If you found this Perl debugger thing interesting, you can take a look at these links:

LabyREnth 2016 Write-up: “Regex”

Random track #2 – Regex

This is a challenge involving regular expressions. It reads the huge expression from the file omglob_what_is_dis_crap.txt. The code that reads and evaluates this expression will only provide you with the key if you provide it with an input that doesn’t match this expression.

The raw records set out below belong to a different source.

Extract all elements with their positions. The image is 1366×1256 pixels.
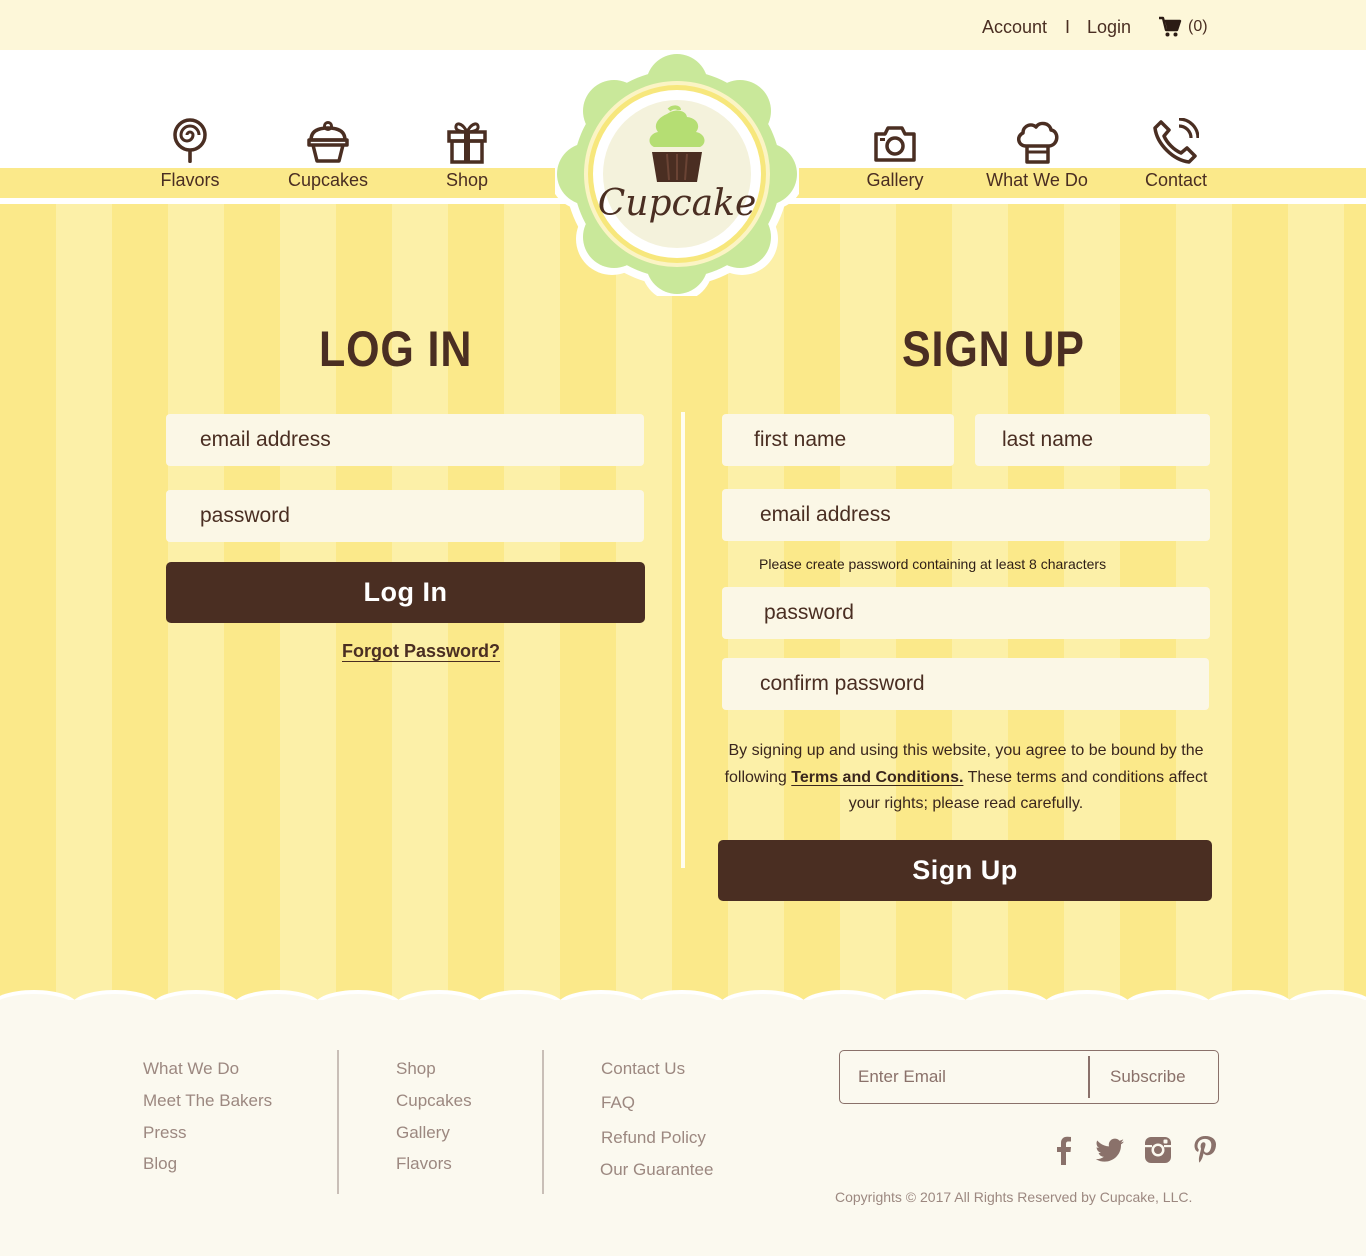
account-link[interactable]: Account [982, 17, 1047, 38]
chef-hat-icon [1017, 121, 1059, 164]
password-hint: Please create password containing at lea… [759, 556, 1107, 572]
last-name-input[interactable]: last name [975, 414, 1210, 466]
nav-item-cupcakes[interactable]: Cupcakes [268, 118, 388, 191]
topbar-separator: I [1065, 17, 1071, 37]
cart-button[interactable]: (0) [1158, 16, 1208, 38]
login-button[interactable]: Log In [166, 562, 645, 623]
terms-link[interactable]: Terms and Conditions. [791, 769, 963, 786]
login-password-placeholder: password [200, 504, 290, 527]
nav-label-flavors: Flavors [160, 170, 220, 190]
nav-item-flavors[interactable]: Flavors [130, 118, 250, 191]
lollipop-icon [173, 118, 207, 163]
nav-item-shop[interactable]: Shop [407, 118, 527, 191]
cupcake-logo[interactable]: Cupcake [549, 46, 805, 302]
first-name-placeholder: first name [754, 428, 847, 451]
footer-link[interactable]: Blog [143, 1154, 177, 1174]
signup-password-input[interactable]: password [722, 587, 1210, 639]
signup-email-input[interactable]: email address [722, 489, 1210, 541]
login-heading: LOG IN [319, 321, 473, 377]
nav-item-contact[interactable]: Contact [1116, 118, 1236, 191]
footer-link[interactable]: Contact Us [601, 1059, 685, 1079]
terms-text: By signing up and using this website, yo… [722, 738, 1210, 818]
footer-link[interactable]: Our Guarantee [600, 1160, 713, 1180]
first-name-input[interactable]: first name [722, 414, 954, 466]
footer-link[interactable]: Shop [396, 1059, 436, 1079]
nav-label-gallery: Gallery [866, 170, 924, 190]
cupcake-icon [307, 121, 349, 163]
form-divider [681, 412, 685, 868]
logo-text: Cupcake [597, 183, 757, 224]
cart-icon [1159, 16, 1182, 37]
footer-link[interactable]: Gallery [396, 1123, 450, 1143]
footer-link[interactable]: FAQ [601, 1093, 635, 1113]
signup-button[interactable]: Sign Up [718, 840, 1212, 901]
login-password-input[interactable]: password [166, 490, 644, 542]
signup-email-placeholder: email address [760, 503, 891, 526]
footer-link[interactable]: Press [143, 1123, 186, 1143]
footer-link[interactable]: Flavors [396, 1154, 452, 1174]
confirm-password-input[interactable]: confirm password [722, 658, 1209, 710]
gift-icon [447, 122, 487, 164]
footer-divider [542, 1050, 544, 1194]
logo-badge [549, 46, 805, 302]
last-name-placeholder: last name [1002, 428, 1094, 451]
login-email-placeholder: email address [200, 428, 331, 451]
footer-link[interactable]: Refund Policy [601, 1128, 706, 1148]
twitter-icon[interactable] [1094, 1134, 1126, 1166]
instagram-icon[interactable] [1142, 1134, 1174, 1166]
login-email-input[interactable]: email address [166, 414, 644, 466]
login-link[interactable]: Login [1087, 17, 1131, 38]
subscribe-email-input[interactable]: Enter Email [858, 1067, 946, 1087]
nav-label-what-we-do: What We Do [986, 170, 1088, 190]
nav-item-what-we-do[interactable]: What We Do [977, 118, 1097, 191]
phone-icon [1153, 118, 1199, 164]
footer-link[interactable]: Meet The Bakers [143, 1091, 272, 1111]
subscribe-form: Enter Email Subscribe [839, 1050, 1219, 1104]
footer-divider [337, 1050, 339, 1194]
nav-item-gallery[interactable]: Gallery [835, 118, 955, 191]
facebook-icon[interactable] [1048, 1134, 1080, 1166]
forgot-password-link[interactable]: Forgot Password? [342, 641, 500, 662]
footer-link[interactable]: What We Do [143, 1059, 239, 1079]
subscribe-button[interactable]: Subscribe [1110, 1067, 1186, 1087]
nav-label-shop: Shop [445, 170, 489, 190]
footer-link[interactable]: Cupcakes [396, 1091, 472, 1111]
confirm-password-placeholder: confirm password [760, 672, 925, 695]
pinterest-icon[interactable] [1189, 1134, 1221, 1166]
copyright-text: Copyrights © 2017 All Rights Reserved by… [835, 1189, 1193, 1205]
nav-label-cupcakes: Cupcakes [287, 170, 369, 190]
signup-password-placeholder: password [764, 601, 854, 624]
camera-icon [874, 126, 916, 162]
cart-count: (0) [1188, 18, 1208, 35]
subscribe-divider [1088, 1056, 1090, 1098]
nav-label-contact: Contact [1144, 170, 1208, 190]
top-bar: Account I Login (0) [0, 0, 1366, 50]
signup-heading: SIGN UP [902, 321, 1085, 377]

Of course the program runs on a remote server, so you don’t have direct access to the flag.

Inspecting the expression, there’s a lot of “OR” conditions, and splitting them into lines gets you something like this:

^(
.*[^0mglo8sc1enC3].*|
.{,190}|
.{192,}|
.{97}[cgClm]|
.{135}[so1l803]|
   .
   .
   .

If this looks familiar to you, it’s because a similar challenge appeared in PlaidCTF 2015. I solved and wrote about the challenge here using Z3 (an SMT solver).

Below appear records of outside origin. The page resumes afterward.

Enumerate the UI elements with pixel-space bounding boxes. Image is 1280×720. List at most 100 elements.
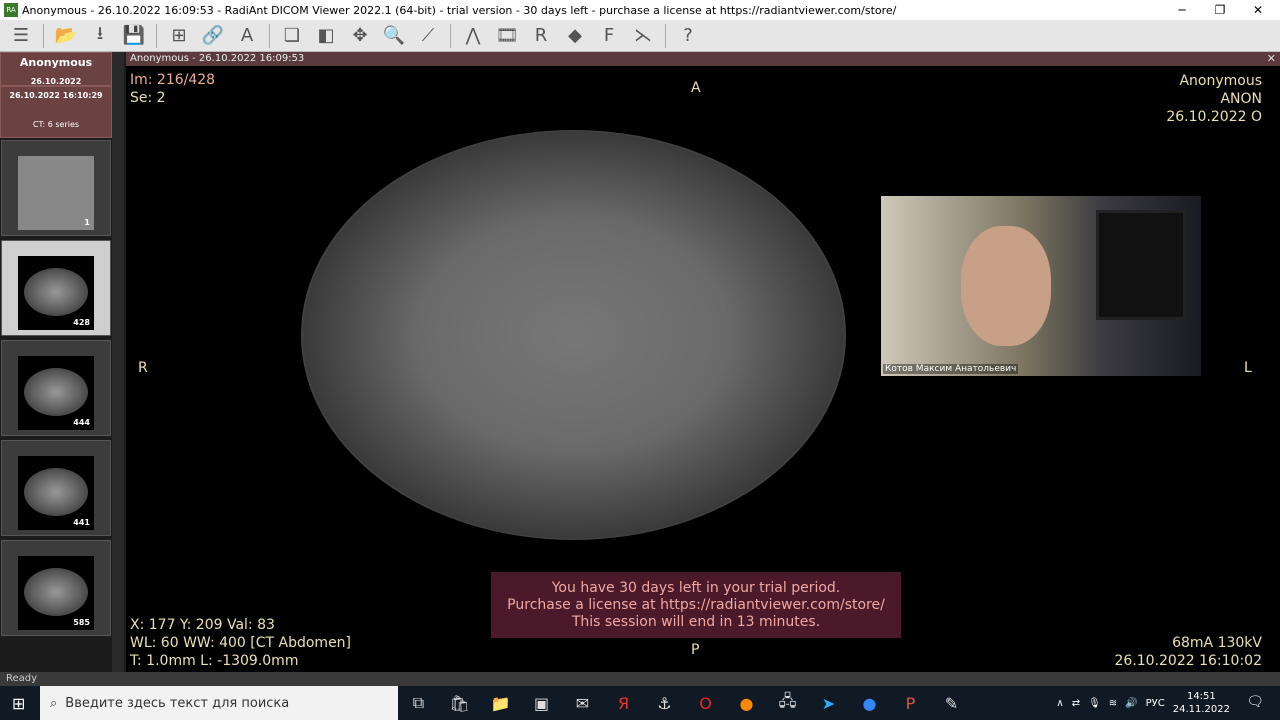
cine-icon[interactable]: 🎞: [492, 23, 522, 49]
clock[interactable]: 14:51 24.11.2022: [1173, 690, 1230, 716]
radiant-icon[interactable]: ▣: [521, 694, 562, 713]
orientation-left: R: [138, 360, 148, 376]
ct-image: [301, 130, 846, 540]
windows-start-icon[interactable]: ⊞: [12, 694, 25, 713]
link-icon[interactable]: 🔗: [198, 23, 228, 49]
orientation-top: A: [691, 80, 701, 96]
series-thumbnail[interactable]: 444: [1, 340, 111, 436]
text-annotation-icon[interactable]: A: [232, 23, 262, 49]
open-folder-icon[interactable]: 📂: [51, 23, 81, 49]
close-button[interactable]: ✕: [1238, 0, 1278, 20]
microphone-icon[interactable]: 🎙: [1088, 698, 1101, 709]
search-icon: ⌕: [50, 695, 58, 711]
window-level: WL: 60 WW: 400 [CT Abdomen]: [130, 635, 352, 651]
mail-icon[interactable]: ✉: [562, 694, 603, 713]
series-number: Se: 2: [130, 90, 166, 106]
viewport-header: Anonymous - 26.10.2022 16:09:53: [126, 52, 1280, 66]
series-sidebar: Anonymous 26.10.2022 26.10.2022 16:10:29…: [0, 52, 126, 672]
series-thumbnail[interactable]: 585: [1, 540, 111, 636]
network-icon[interactable]: ⇄: [1072, 698, 1080, 709]
series-thumbnail[interactable]: 441: [1, 440, 111, 536]
3d-icon[interactable]: ◆: [560, 23, 590, 49]
notifications-icon[interactable]: 🗨: [1246, 694, 1264, 710]
zoom-icon[interactable]: 🔍: [379, 23, 409, 49]
curved-mpr-icon[interactable]: ⋋: [628, 23, 658, 49]
window-title: Anonymous - 26.10.2022 16:09:53 - RadiAn…: [22, 3, 897, 17]
cursor-readout: X: 177 Y: 209 Val: 83: [130, 617, 275, 633]
image-count: 1: [84, 218, 90, 227]
opera-icon[interactable]: O: [685, 694, 726, 713]
series-icon[interactable]: ❏: [277, 23, 307, 49]
task-view-icon[interactable]: ⧉: [398, 693, 439, 713]
search-placeholder: Введите здесь текст для поиска: [65, 695, 290, 711]
powerpoint-icon[interactable]: P: [890, 694, 931, 713]
help-icon[interactable]: ?: [673, 23, 703, 49]
image-count: 441: [73, 518, 90, 527]
title-bar: RA Anonymous - 26.10.2022 16:09:53 - Rad…: [0, 0, 1280, 20]
series-thumbnail[interactable]: 1: [1, 140, 111, 236]
image-count: 585: [73, 618, 90, 627]
status-bar: Ready: [0, 672, 1280, 686]
file-explorer-icon[interactable]: 📁: [480, 694, 521, 713]
webcam-overlay: Котов Максим Анатольевич: [881, 196, 1201, 376]
date: 24.11.2022: [1172, 704, 1230, 715]
trial-line: Purchase a license at https://radiantvie…: [507, 597, 885, 613]
store-icon[interactable]: 🛍: [439, 694, 480, 713]
close-viewport-icon[interactable]: ✕: [1267, 52, 1276, 65]
window-level-icon[interactable]: ◧: [311, 23, 341, 49]
minimize-button[interactable]: ─: [1162, 0, 1202, 20]
acquisition-info: 68mA 130kV 26.10.2022 16:10:02: [1115, 634, 1263, 670]
presenter-name: Котов Максим Анатольевич: [883, 364, 1019, 374]
patient-tab[interactable]: Anonymous 26.10.2022: [0, 52, 112, 86]
network-app-icon[interactable]: 🖧: [767, 690, 808, 717]
toolbar: ☰ 📂 ⭳ 💾 ⊞ 🔗 A ❏ ◧ ✥ 🔍 ⟋ ⋀ 🎞 R ◆ F ⋋ ?: [0, 20, 1280, 52]
zoom-app-icon[interactable]: ●: [849, 694, 890, 713]
patient-info: Anonymous ANON 26.10.2022 O: [1166, 72, 1262, 126]
presenter-face: [961, 226, 1051, 346]
volume-icon[interactable]: 🔊: [1125, 698, 1137, 709]
language-indicator[interactable]: РУС: [1146, 698, 1165, 709]
volume-render-icon[interactable]: R: [526, 23, 556, 49]
orientation-bottom: P: [691, 642, 700, 658]
yandex-icon[interactable]: Я: [603, 694, 644, 713]
menu-icon[interactable]: ☰: [6, 23, 36, 49]
pan-icon[interactable]: ✥: [345, 23, 375, 49]
patient-name: Anonymous: [1179, 73, 1262, 89]
patient-id: ANON: [1220, 91, 1262, 107]
firefox-icon[interactable]: ●: [726, 694, 767, 713]
chevron-up-icon[interactable]: ∧: [1056, 698, 1063, 709]
restore-button[interactable]: ❐: [1200, 0, 1240, 20]
image-count: 444: [73, 418, 90, 427]
taskbar-search[interactable]: ⌕ Введите здесь текст для поиска: [40, 686, 398, 720]
image-count: 428: [73, 318, 90, 327]
image-info: X: 177 Y: 209 Val: 83 WL: 60 WW: 400 [CT…: [130, 616, 351, 670]
download-icon[interactable]: ⭳: [85, 23, 115, 49]
mpr-icon[interactable]: ⋀: [458, 23, 488, 49]
monitor: [1096, 210, 1186, 320]
paint-icon[interactable]: ✎: [931, 694, 972, 713]
patient-name: Anonymous: [19, 56, 93, 69]
exposure: 68mA 130kV: [1172, 635, 1262, 651]
layout-icon[interactable]: ⊞: [164, 23, 194, 49]
wifi-icon[interactable]: ≋: [1109, 698, 1117, 709]
telegram-icon[interactable]: ➤: [808, 694, 849, 713]
system-tray: ∧ ⇄ 🎙 ≋ 🔊 РУС 14:51 24.11.2022: [1056, 686, 1230, 720]
save-icon[interactable]: 💾: [119, 23, 149, 49]
image-viewport[interactable]: Anonymous - 26.10.2022 16:09:53 ✕ Im: 21…: [126, 52, 1280, 672]
sidebar-scrollbar[interactable]: [112, 52, 124, 672]
series-thumbnail[interactable]: 428: [1, 240, 111, 336]
study-tab[interactable]: 26.10.2022 16:10:29 CT: 6 series: [0, 86, 112, 138]
acquisition-datetime: 26.10.2022 16:10:02: [1114, 653, 1263, 669]
slice-info: T: 1.0mm L: -1309.0mm: [130, 653, 299, 669]
image-index: Im: 216/428: [130, 72, 216, 88]
trial-notice: You have 30 days left in your trial peri…: [491, 572, 901, 638]
study-date: 26.10.2022: [30, 77, 82, 86]
trial-line: You have 30 days left in your trial peri…: [551, 580, 841, 596]
time: 14:51: [1186, 691, 1216, 702]
series-summary: CT: 6 series: [32, 120, 80, 129]
app-logo: RA: [4, 3, 18, 17]
fusion-icon[interactable]: F: [594, 23, 624, 49]
trial-line: This session will end in 13 minutes.: [571, 614, 821, 630]
game-icon[interactable]: ⚓: [644, 694, 685, 713]
measure-icon[interactable]: ⟋: [413, 23, 443, 49]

Basically the first 3 lines of expressions at the start dictate what characters can appear in the input, as well its length (191, in this case). This, however, is a watered-down challenge compared to the PlaidCTF one. You do not need to use Z3 in this case. To illustrate what I mean, if you sort each of the regex part in numeric order using sort -k 1.3n, you get this:

.{0}[eo1Cnsc0lm38]
.{1}[3]
.{1}[8l0osm]
.{1}[c1C]
.{1}[en]
.{2}[18]
.{2}[3omsglcn]
.{2}[C]
.{2}[e]
.{3}[3]
.{3}[com8negC]
   .
   .
   .

Using a script, you can easily piece together what characters should (not) go into each position, and thus, construct the correct input to feed to the server.

Because I’m lazy, I decided to re-use my solver script from last time. At that time, the character set was "plaidctf" but this time round it’s "0mglo8sc1enC3", the length of which is unable to fit exactly into N bits (not a power of 2). So I made a few modifications to make it use Z3 Ints instead of a BitVec to support arbitrary string lengths. Fortunately I did a good enough regex parser the last time, so that worked out of the box. (Never did I imagine that it would ever be re-used again.) Now all you need to do is to change the valid character set and length of the flag at the top of the solver script, and off it goes!

I said this was watered-down because Z3 took about 20 minutes the last time to solve PlaidCTF’s constraints. This, on the other hand, took less than one second.